German firms grit teeth and cling on

Newsroom 30/05/2011 | 11:42

German companies with local operations have mixed feelings about the pros and cons of doing business in Romania. Nevertheless, most German investors have weathered the crisis well and continue to find business opportunities in Romania, argued attendees at the third German Business Forum, organized by BR last week.

Simona Bazavan

Romania continues to be an attractive investment destination from an economic perspective, but the general investment climate – the administrative, legal and judicial environment – still poses barriers to foreign investors in spite of the authorities’ efforts to address some of the existing issues, believes Sonja Kreibich, head of the economic section of the German Embassy to Bucharest. To give an example, the way in which public tenders are being handled lacks transparency with some being canceled without clear reasons, said Thomas Benedikt Singh, regional manager for Romania of Reinhold Meister Group.

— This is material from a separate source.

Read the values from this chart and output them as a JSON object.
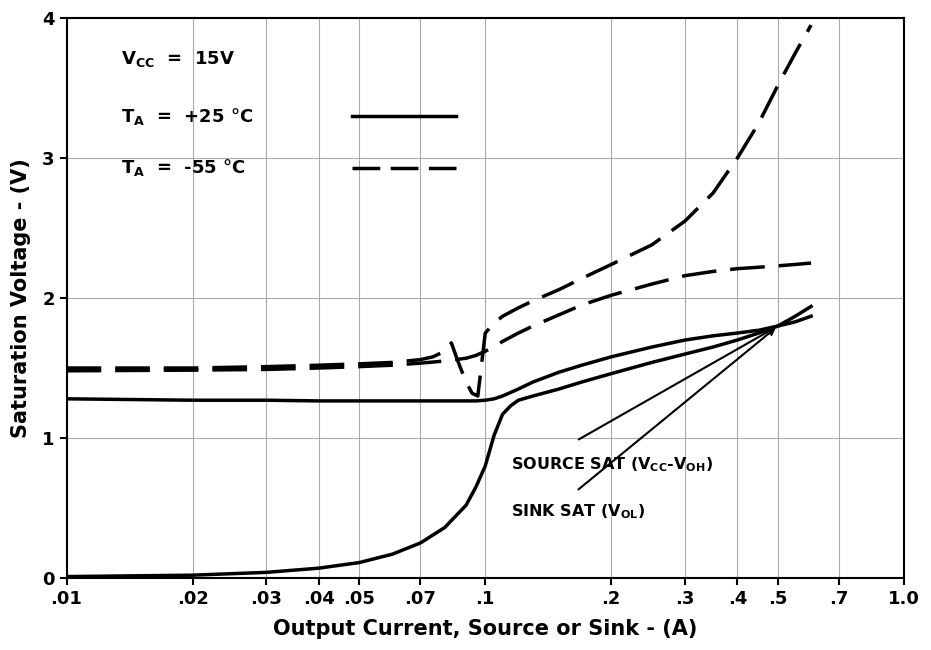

Above all, there remains the issue of the general perception. “A problem we are still facing is the fact that Romania has a bad image,” added Radu Merica, president of AHK, the Romanian-German Chamber of Commerce. He said that currently there are no big German investments in the pipeline, only expansion plans for already existing facilities. While most of the German companies operating in Romania have remained here others have closed local operations, AHK’s president went on.

A field where Merica sees future growth potential is green energy, whether it is in delivering the necessary equipment or building production facilities. Present at the event, Wilhelm Balbierer, country chairman of Osram Romania, said there was a clear interest to develop this field but very often the costs of setting up and running such projects are not fully understood. Lack of thorough business plans also raises problems when companies are looking to obtain financing from banks, cautioned Thomas Debelic, senior representative of Commerzbank. While Romania has the legislative framework that regulates investments in green energy, the secondary legislation is still missing making it hard to implement the primary. Lack of clear legislation, something that also hampers financing, convinces many investors interested in investing in green energy, including German ones, to put their projects on hold, said Uwe Kühn, managing partner of IRED Partners, a company specialized in energy projects including EU funding.

Nevertheless, Romania continues to have an interesting mix of factors that keeps it on the watch list for investors, commented Kurt Weber, managing director with Horvath & Partners.

Taking a look at what is happening in the region, Romania is now facing fiercer competition than before. It is seen as being on the same level as other countries like Serbia and Croatia when foreign companies are looking for new destinations to expand their business said Rusandra Sandu, associated partner and head of the corporate/M&A department at Noerr and also the event’s moderator.

The third edition of the German Business Forum gathered around 50 attendees and was organized last week at the Crowne Plaza Hotel. The event was sponsored by Noerr, Horvath & Partners and Lufthansa.